▶今回のテーマは、中国による台湾侵攻は実際に起こるのかを軍事シミュレーションを交えて検証する回である。政府とのシミュレーション演習を担当してきた元陸上自衛隊陸将が、中国側の視点に立った侵攻シナリオを提示した。最も現実的とされるのは海上封鎖による降伏シナリオで、エネルギー自給率約2%の台湾に天然ガスや石油の輸送を遮断して電力を枯渇させるという。降伏しない場合は航空攻撃と精密誘導ミサイルで叩いた上での上陸作戦となり、その過程で日本の与那国島周辺が制圧される可能性や、追い詰められた場合には国内問題として核使用もありうるという踏み込んだ想定まで語られ、出演者に衝撃を与えた。
台湾有事が起こる確率をめぐって出演者の意見は大きく割れた。エジプト出身のタレントと安全保障の専門家は、習近平氏の続投がかかる2027年、人民解放軍100周年の年をXデーとして確率50%と語った。元陸将は、中国共産党が台湾統一を目標に掲げ武力統一も辞さないと明言している以上、時期の問題であって確率は100%だと述べた。一方、中国出身のジャーナリストは、中国は長いスパンで考えており戦わずして統一するのが狙いで、来年の武力統一などありえないと全否定した。社会学者も、得るものと失うものを考えれば大きな犠牲を出す侵攻はやらないだろうと分析し、そもそも「起きるか起きないか」を50%と答えることに意味はないと指摘した。番組内では、台湾のダム建設に尽力した日本人技術者の銅像の首が切られた事件を例に、中国による認知戦への注意喚起も行われた。
後半は台湾有事を起こさせないための方策が議論され、米ソ冷戦が戦争に至らなかったのは双方の備えが固かったからだとして、抑止力の強化で意見が collected した。「机の上で握手しながら机の下では拳を握る」外交が必要だという元陸将の言葉や、核保有の議論自体を封じるべきではないという主張、シェルター普及率0.02%という日本の備えの遅れも指摘された。タレントが「中国ははっきり言って敵国だ」と発言すると、社会学者が「影響力への自覚を持つべきだ」とたしなめ、激しい応酬に発展した。戦争が嫌だから何もしないのでは防げない、という司会者の締めの言葉が印象的な回である。
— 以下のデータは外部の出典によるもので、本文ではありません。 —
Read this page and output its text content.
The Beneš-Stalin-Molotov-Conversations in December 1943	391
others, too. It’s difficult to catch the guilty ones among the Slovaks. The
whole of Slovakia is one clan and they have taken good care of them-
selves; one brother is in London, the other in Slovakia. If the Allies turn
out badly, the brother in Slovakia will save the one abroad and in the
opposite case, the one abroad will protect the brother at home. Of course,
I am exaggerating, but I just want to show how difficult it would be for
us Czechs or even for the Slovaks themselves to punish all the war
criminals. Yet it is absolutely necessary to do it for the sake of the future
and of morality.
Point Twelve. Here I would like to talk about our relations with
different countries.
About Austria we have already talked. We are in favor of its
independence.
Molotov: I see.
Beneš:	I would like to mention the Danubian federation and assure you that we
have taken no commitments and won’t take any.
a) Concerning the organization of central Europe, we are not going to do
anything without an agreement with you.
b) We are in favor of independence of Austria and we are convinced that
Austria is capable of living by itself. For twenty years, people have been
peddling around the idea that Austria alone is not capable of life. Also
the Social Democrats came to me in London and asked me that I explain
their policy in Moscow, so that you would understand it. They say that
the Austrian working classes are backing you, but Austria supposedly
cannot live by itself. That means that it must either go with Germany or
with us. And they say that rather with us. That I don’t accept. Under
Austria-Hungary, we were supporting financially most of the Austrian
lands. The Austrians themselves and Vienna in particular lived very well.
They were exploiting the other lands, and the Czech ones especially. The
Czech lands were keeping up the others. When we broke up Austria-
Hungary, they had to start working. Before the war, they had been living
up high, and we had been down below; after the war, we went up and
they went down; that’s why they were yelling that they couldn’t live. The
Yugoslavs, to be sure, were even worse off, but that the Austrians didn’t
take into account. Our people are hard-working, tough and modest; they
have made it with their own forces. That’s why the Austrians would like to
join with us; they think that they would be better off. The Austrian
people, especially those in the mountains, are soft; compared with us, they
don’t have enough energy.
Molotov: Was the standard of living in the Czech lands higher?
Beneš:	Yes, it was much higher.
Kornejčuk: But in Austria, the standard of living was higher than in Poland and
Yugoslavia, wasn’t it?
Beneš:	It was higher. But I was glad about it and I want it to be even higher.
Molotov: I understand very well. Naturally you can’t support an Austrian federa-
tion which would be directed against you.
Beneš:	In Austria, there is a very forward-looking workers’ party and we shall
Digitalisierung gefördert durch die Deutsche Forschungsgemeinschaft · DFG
この回は、「台湾有事」の話だよ。台湾有事というのは、中国が台湾を武力で自分の国にしようとして、争いが起きるかもしれないことを指す言葉なんだ。番組では、元自衛隊のえらい人が、もし中国が攻めるとしたらどうやるかを地図を使ってくわしく説明したよ。船で台湾を囲んで、電気のもとになる燃料が入ってこないようにする作戦が一番ありそうなんだって。
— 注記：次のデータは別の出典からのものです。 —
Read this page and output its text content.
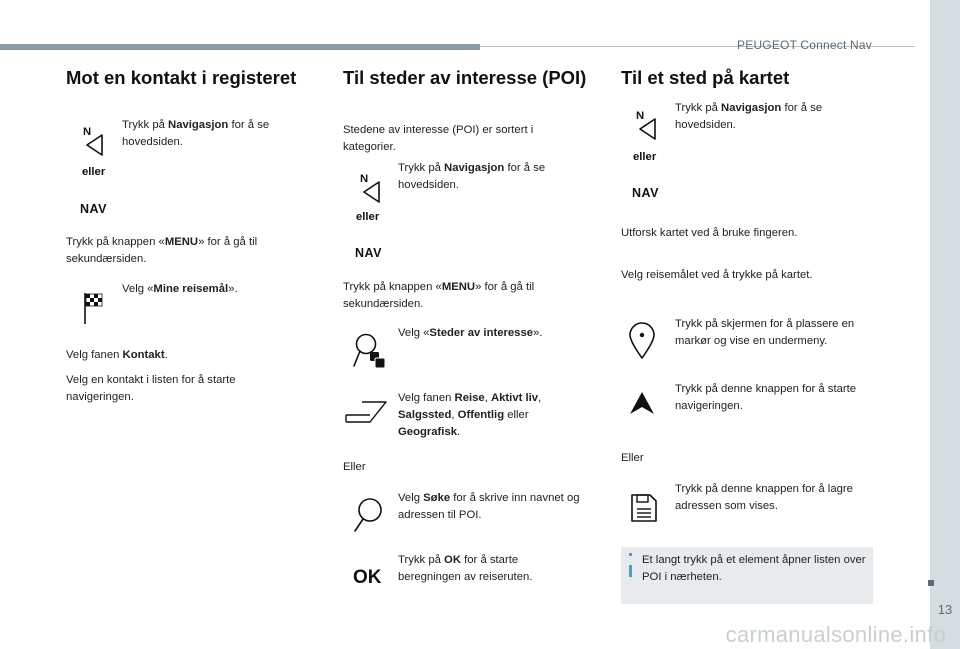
PEUGEOT Connect Nav
13
carmanualsonline.info
Mot en kontakt i registeret
N
Trykk på Navigasjon for å se hovedsiden.
eller
NAV
Trykk på knappen «MENU» for å gå til sekundærsiden.
Velg «Mine reisemål».
Velg fanen Kontakt.
Velg en kontakt i listen for å starte navigeringen.
Til steder av interesse (POI)
Stedene av interesse (POI) er sortert i kategorier.
N
Trykk på Navigasjon for å se hovedsiden.
eller
NAV
Trykk på knappen «MENU» for å gå til sekundærsiden.
Velg «Steder av interesse».
Velg fanen Reise, Aktivt liv, Salgssted, Offentlig eller Geografisk.
Eller
Velg Søke for å skrive inn navnet og adressen til POI.
OK
Trykk på OK for å starte beregningen av reiseruten.
Til et sted på kartet
N
Trykk på Navigasjon for å se hovedsiden.
eller
NAV
Utforsk kartet ved å bruke fingeren.
Velg reisemålet ved å trykke på kartet.
Trykk på skjermen for å plassere en markør og vise en undermeny.
Trykk på denne knappen for å starte navigeringen.
Eller
Trykk på denne knappen for å lagre adressen som vises.
Et langt trykk på et element åpner listen over POI i nærheten.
「起きる確率は100%。いつかは必ず起きる」と話す専門家もいれば、「中国は長い時間をかけて戦わずに仲間にしたいと思っているから、攻めることはない」と話す中国出身の記者さんもいて、意見は真っぷたつに分かれたんだ。でも、「戦争を起こさせないためには、ちゃんと備えて相手に攻めさせない力、抑止力が大事だ」という点では多くの人がうなずいていたよ。
戦争は絶対に起きてほしくないよね。でも「嫌だから考えない」だと、防ぐこともできないのかもしれない。あなたは、戦争を起こさせないために日本は何をしておくべきだと思う?